Halcyon Days in the Dream City
by Mrs. D. C. Taylor
Continued from Part 15
Let us go through the “Golden Gate,” not the gate of the Holy City, but a gate the architect of which must have been dreaming of wondrous Bible imagery, when he designed it.[1] Arch beyond arch, receding, diminishing as they recede, till the last one is about the dimensions of some grand cathedral door, while the noble proportions of the first, are almost awe inspiring. These are overlaid and thickly incrusted with gold leaf which takes on a faintly greenish tinge, wrought into forms of leaf and flower, vine and spray.
The Transportation Building of the 1893 World’s Columbian Exposition, design by Dankmar Adler and Louis Sullivan. [Image from Graham, Charles S. The World’s Fair in Water Colors. Mast, Crowell & Kirkpatrick, 1893.]
Frieze on the left side of the entrance to the Transportation Building. [Image from Bancroft, Hubert Howe The Book of the Fair. The Bancroft Company, 1893.]
Not far from it the clumsy little vessel in which the early mariners braved the dangers of the deep. We gaze at a lovey electric launch, with lavish ornamentation of paneled, satin polished woods, gay red velvet cushions, and nickel plated finishings, made to glide like a swan upon the surface of the rivers, bearing freight of delicate ladies and dainty gentlemen; while near it stands a long narrow canoe, roughly hewn from a single log, to be propelled by naked savage arms, upon streams that darkly wind through the dense African forest. Broad unwieldy fishing boats, and “slender, arrowy shells;” the man of war with it many devices for shedding man’s blood, and life boats to rescue that same man when the sea is raging, tossing up its white capped billows to engulf him. Yachts like high mettled racing steeds, and here a battered and sea worn craft, that brings to rememberance [sic] the tale of a weak woman’s arm, made strong by a heroic and compassionate woman’s heart. Sacred be thy memory Grace Darling!
The boat used by Grace Darling in 1838 to rescue survivors of the shipwrecked Forfarshire. [Image from Bancroft, Hubert Howe The Book of the Fair.
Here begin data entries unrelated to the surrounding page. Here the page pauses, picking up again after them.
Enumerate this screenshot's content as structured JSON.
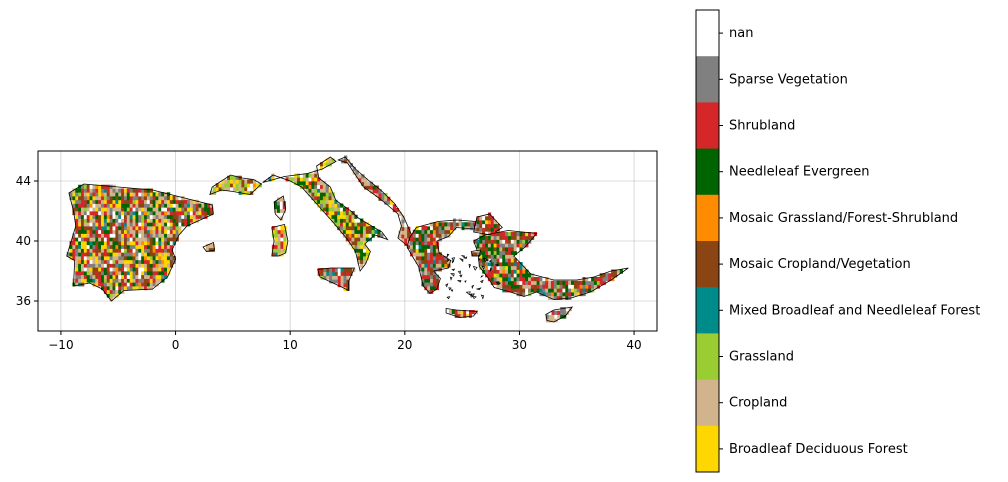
{
  "map": {
    "x_ticks": [
      "−10",
      "0",
      "10",
      "20",
      "30",
      "40"
    ],
    "y_ticks": [
      "36",
      "40",
      "44"
    ],
    "xlim": [
      -12,
      42
    ],
    "ylim": [
      34,
      46
    ],
    "grid": true,
    "region": "Mediterranean basin (Iberia, Italy, Balkans, Greece, Anatolia)"
  },
  "colorbar": {
    "categories": [
      {
        "label": "nan",
        "color": "#ffffff"
      },
      {
        "label": "Sparse Vegetation",
        "color": "#808080"
      },
      {
        "label": "Shrubland",
        "color": "#d62728"
      },
      {
        "label": "Needleleaf Evergreen",
        "color": "#006400"
      },
      {
        "label": "Mosaic Grassland/Forest-Shrubland",
        "color": "#ff8c00"
      },
      {
        "label": "Mosaic Cropland/Vegetation",
        "color": "#8b4513"
      },
      {
        "label": "Mixed Broadleaf and Needleleaf Forest",
        "color": "#008b8b"
      },
      {
        "label": "Grassland",
        "color": "#9acd32"
      },
      {
        "label": "Cropland",
        "color": "#d2b48c"
      },
      {
        "label": "Broadleaf Deciduous Forest",
        "color": "#ffd700"
      }
    ]
  }
}
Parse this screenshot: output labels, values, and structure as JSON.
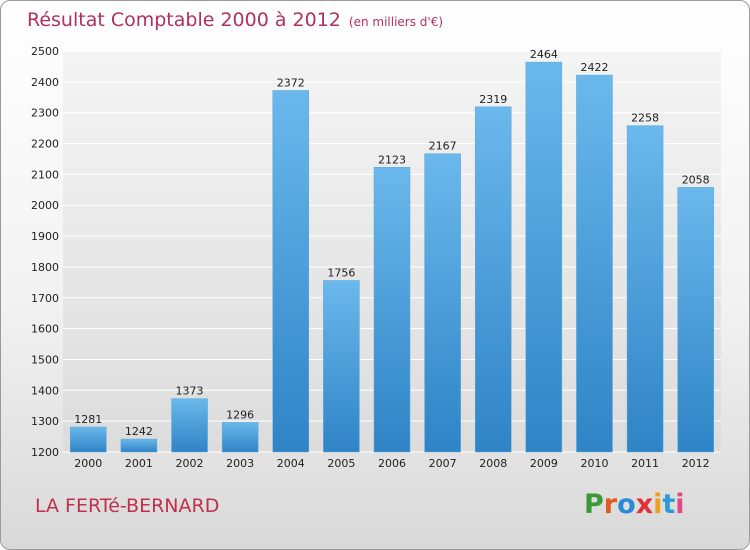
{
  "header": {
    "title": "Résultat Comptable 2000 à 2012",
    "subtitle": "(en milliers d'€)"
  },
  "footer": {
    "town": "LA FERTé-BERNARD",
    "logo_letters": [
      "P",
      "r",
      "o",
      "x",
      "i",
      "t",
      "i"
    ],
    "logo_colors": [
      "#3a9a3a",
      "#e05a20",
      "#2a8ad8",
      "#e0303a",
      "#f0a020",
      "#2a9ad8",
      "#e04a80"
    ]
  },
  "colors": {
    "bar_top": "#6ab8ec",
    "bar_bottom": "#2f84c6",
    "grid": "#ffffff",
    "axis_text": "#222222"
  },
  "chart_data": {
    "type": "bar",
    "title": "Résultat Comptable 2000 à 2012",
    "subtitle": "(en milliers d'€)",
    "categories": [
      "2000",
      "2001",
      "2002",
      "2003",
      "2004",
      "2005",
      "2006",
      "2007",
      "2008",
      "2009",
      "2010",
      "2011",
      "2012"
    ],
    "values": [
      1281,
      1242,
      1373,
      1296,
      2372,
      1756,
      2123,
      2167,
      2319,
      2464,
      2422,
      2258,
      2058
    ],
    "ylim": [
      1200,
      2500
    ],
    "yticks": [
      1200,
      1300,
      1400,
      1500,
      1600,
      1700,
      1800,
      1900,
      2000,
      2100,
      2200,
      2300,
      2400,
      2500
    ],
    "grid": true,
    "data_labels": true,
    "xlabel": "",
    "ylabel": ""
  }
}
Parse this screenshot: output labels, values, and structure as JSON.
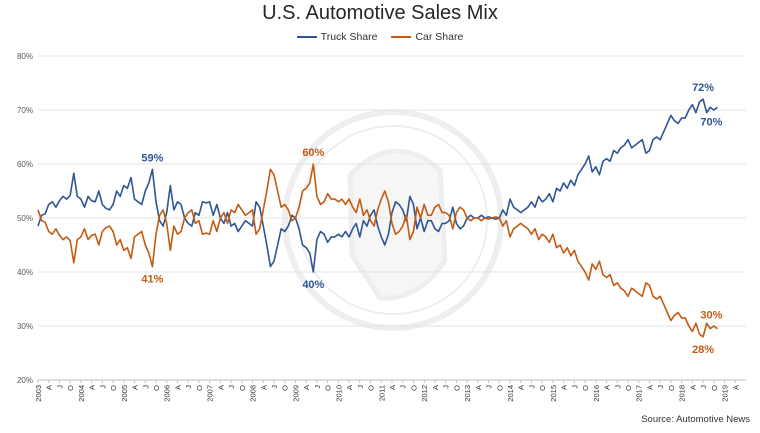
{
  "chart_data": {
    "type": "line",
    "title": "U.S. Automotive Sales Mix",
    "source": "Source: Automotive News",
    "ylim": [
      20,
      80
    ],
    "yticks": [
      "20%",
      "30%",
      "40%",
      "50%",
      "60%",
      "70%",
      "80%"
    ],
    "xlim": [
      2003.0,
      2019.5
    ],
    "x_tick_labels": [
      "2003",
      "A",
      "J",
      "O",
      "2004",
      "A",
      "J",
      "O",
      "2005",
      "A",
      "J",
      "O",
      "2006",
      "A",
      "J",
      "O",
      "2007",
      "A",
      "J",
      "O",
      "2008",
      "A",
      "J",
      "O",
      "2009",
      "A",
      "J",
      "O",
      "2010",
      "A",
      "J",
      "O",
      "2011",
      "A",
      "J",
      "O",
      "2012",
      "A",
      "J",
      "O",
      "2013",
      "A",
      "J",
      "O",
      "2014",
      "A",
      "J",
      "O",
      "2015",
      "A",
      "J",
      "O",
      "2016",
      "A",
      "J",
      "O",
      "2017",
      "A",
      "J",
      "O",
      "2018",
      "A",
      "J",
      "O",
      "2019",
      "A"
    ],
    "legend_position": "top-center",
    "grid": "horizontal",
    "series": [
      {
        "name": "Truck Share",
        "color": "#2f5597",
        "start": "2003-01",
        "step": "monthly",
        "values": [
          48.5,
          50.5,
          50.8,
          52.5,
          53.0,
          52.0,
          53.2,
          54.0,
          53.5,
          54.2,
          58.3,
          54.0,
          53.5,
          52.0,
          54.0,
          53.2,
          53.0,
          55.0,
          52.5,
          51.8,
          51.5,
          52.5,
          55.0,
          54.0,
          56.0,
          55.5,
          57.5,
          53.5,
          53.0,
          52.5,
          55.0,
          56.5,
          59.0,
          53.0,
          49.5,
          48.5,
          51.0,
          56.0,
          51.5,
          53.0,
          52.5,
          50.0,
          49.0,
          48.5,
          51.0,
          50.5,
          53.0,
          52.8,
          53.0,
          50.5,
          52.5,
          50.0,
          49.0,
          51.0,
          48.5,
          49.0,
          47.5,
          48.5,
          49.5,
          49.0,
          48.5,
          53.0,
          52.0,
          48.5,
          45.0,
          41.0,
          42.0,
          45.0,
          48.0,
          47.5,
          48.5,
          50.5,
          50.0,
          48.0,
          45.0,
          44.5,
          43.5,
          40.0,
          46.0,
          47.5,
          47.0,
          45.5,
          46.5,
          46.5,
          47.0,
          46.5,
          47.5,
          46.5,
          48.0,
          49.0,
          46.5,
          49.5,
          48.5,
          50.5,
          51.5,
          48.5,
          46.5,
          45.0,
          47.0,
          51.0,
          53.0,
          52.5,
          51.5,
          49.5,
          54.0,
          52.5,
          48.0,
          50.0,
          47.5,
          49.5,
          49.5,
          48.0,
          47.5,
          49.0,
          49.0,
          49.5,
          52.0,
          49.0,
          48.0,
          48.5,
          50.0,
          50.5,
          50.0,
          50.0,
          50.5,
          50.0,
          50.2,
          50.0,
          49.8,
          50.0,
          51.5,
          50.5,
          53.5,
          52.0,
          51.5,
          51.0,
          51.5,
          52.0,
          53.0,
          52.0,
          54.0,
          53.0,
          53.5,
          54.5,
          53.0,
          55.5,
          55.0,
          56.5,
          55.5,
          57.0,
          56.0,
          58.0,
          59.0,
          60.0,
          61.5,
          58.5,
          59.5,
          58.0,
          60.5,
          61.0,
          60.5,
          62.5,
          62.0,
          63.0,
          63.5,
          64.5,
          63.0,
          63.5,
          64.0,
          64.5,
          62.0,
          62.5,
          64.5,
          65.0,
          64.5,
          66.0,
          67.5,
          69.0,
          68.0,
          67.5,
          68.5,
          68.5,
          70.0,
          71.0,
          69.5,
          71.5,
          72.0,
          69.5,
          70.5,
          70.0,
          70.5
        ]
      },
      {
        "name": "Car Share",
        "color": "#c55a11",
        "start": "2003-01",
        "step": "monthly",
        "values": [
          51.5,
          49.5,
          49.2,
          47.5,
          47.0,
          48.0,
          46.8,
          46.0,
          46.5,
          45.8,
          41.7,
          46.0,
          46.5,
          48.0,
          46.0,
          46.8,
          47.0,
          45.0,
          47.5,
          48.2,
          48.5,
          47.5,
          45.0,
          46.0,
          44.0,
          44.5,
          42.5,
          46.5,
          47.0,
          47.5,
          45.0,
          43.5,
          41.0,
          47.0,
          50.5,
          51.5,
          49.0,
          44.0,
          48.5,
          47.0,
          47.5,
          50.0,
          51.0,
          51.5,
          49.0,
          49.5,
          47.0,
          47.2,
          47.0,
          49.5,
          47.5,
          50.0,
          51.0,
          49.0,
          51.5,
          51.0,
          52.5,
          51.5,
          50.5,
          51.0,
          51.5,
          47.0,
          48.0,
          51.5,
          55.0,
          59.0,
          58.0,
          55.0,
          52.0,
          52.5,
          51.5,
          49.5,
          50.0,
          52.0,
          55.0,
          55.5,
          56.5,
          60.0,
          54.0,
          52.5,
          53.0,
          54.5,
          53.5,
          53.5,
          53.0,
          53.5,
          52.5,
          53.5,
          52.0,
          51.0,
          53.5,
          50.5,
          51.5,
          49.5,
          48.5,
          51.5,
          53.5,
          55.0,
          53.0,
          49.0,
          47.0,
          47.5,
          48.5,
          50.5,
          46.0,
          47.5,
          52.0,
          50.0,
          52.5,
          50.5,
          50.5,
          52.0,
          52.5,
          51.0,
          51.0,
          50.5,
          48.0,
          51.0,
          52.0,
          51.5,
          50.0,
          49.5,
          50.0,
          50.0,
          49.5,
          50.0,
          49.8,
          50.0,
          50.2,
          50.0,
          48.5,
          49.5,
          46.5,
          48.0,
          48.5,
          49.0,
          48.5,
          48.0,
          47.0,
          48.0,
          46.0,
          47.0,
          46.5,
          45.5,
          47.0,
          44.5,
          45.0,
          43.5,
          44.5,
          43.0,
          44.0,
          42.0,
          41.0,
          40.0,
          38.5,
          41.5,
          40.5,
          42.0,
          39.5,
          39.0,
          39.5,
          37.5,
          38.0,
          37.0,
          36.5,
          35.5,
          37.0,
          36.5,
          36.0,
          35.5,
          38.0,
          37.5,
          35.5,
          35.0,
          35.5,
          34.0,
          32.5,
          31.0,
          32.0,
          32.5,
          31.5,
          31.5,
          30.0,
          29.0,
          30.5,
          28.5,
          28.0,
          30.5,
          29.5,
          30.0,
          29.5
        ]
      }
    ],
    "annotations": [
      {
        "text": "59%",
        "series": "Truck Share"
      },
      {
        "text": "41%",
        "series": "Car Share"
      },
      {
        "text": "60%",
        "series": "Car Share"
      },
      {
        "text": "40%",
        "series": "Truck Share"
      },
      {
        "text": "72%",
        "series": "Truck Share"
      },
      {
        "text": "70%",
        "series": "Truck Share"
      },
      {
        "text": "30%",
        "series": "Car Share"
      },
      {
        "text": "28%",
        "series": "Car Share"
      }
    ]
  }
}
The Bancroft Company, 1893.]
Here is an English tally-ho; gay in scarlet and yellow paint, banded and buckled with russett [sic] leather, balustraded with brass; its roof covered with perilously high seats, where ladies will flutter their ribbons and laces, while the guard blows on his horn, and the roan steeds gallop to the strain. Here are deep hood topped, two-wheeled, Russian droschkys, handsome, heavy, English dog carts, spider-wheeled, American sulkys and trotting wagons, barouches, victorias, surreys, landaus, phaetons, double and single, lining the aisle on either side. Here is a fine open landau, harnessed to it are two prancing dapple-gray horses in trappings of gold tipped patent leather, driven by a white gloved coachman in livery, with two fine kid gloved gentlemen on the back seat, all apparently stricken motionless in mid career, and staring into space with waxen eyeballs.
Vehicles of all types on display. [Image from Bancroft, Hubert Howe The Book of the Fair. The Bancroft Company, 1893.]
Here is a square, blunt ended, Russian sledge, resting so low upon its long runners that it almost touches the ground, overflowing with furs, and calling up visions of iron skies, icy winds, and lonely Russian steppes; and here is a long, velvet lined, American sleigh, with swan shaped prow, calling up visions of winter starlight, and merry lads and lasses gliding over the snow to the music of their own laughter and the “jingle, jingle, jingle of the bells.”
Here is an old worn, torn, leather-covered stage coach, that has made many journeys over the western plains carrying Uncle Sam’s mails, has been in many a battle with the wily savage, and borne the blood stained victors to a place of safety. Here are trucks, farm wagons, bakers carts, delivery wagons, every form of useful vehicle tor the transporting of the world’s merchandise.
Here are rows and rows—a very web and tangle of bicycles, with velvet tires, thread like wheels and glittering plated handles, on which man rushes along, swift and silent as a shadow.
The display of a Chicago bicycle company in the Transportation Building. [Image from Bancroft, Hubert Howe The Book of the Fair. The Bancroft Company, 1893.]
The Empire State Express engine No. 999 on display in the Transportation Building. [Image from Bancroft, Hubert Howe The Book of the Fair. The Bancroft Company, 1893.]
Continued in Part 17
NOTES
[1] One of the architectural wonders of the 1893 World’s Fair was the Golden Door of the Transportation Building, designed by Chicago architect Louis Sullivan.
[2] Shortly after the record-breaking run of the Empire State Express engine No. 999 on May 10, 1893, it travelled to the World’s Fair in Chicago. Retired from service in 1952, the engine returned to the old fairgrounds in 1962 to become part of the collection of the Museum of Science and Industry, where it is on display today.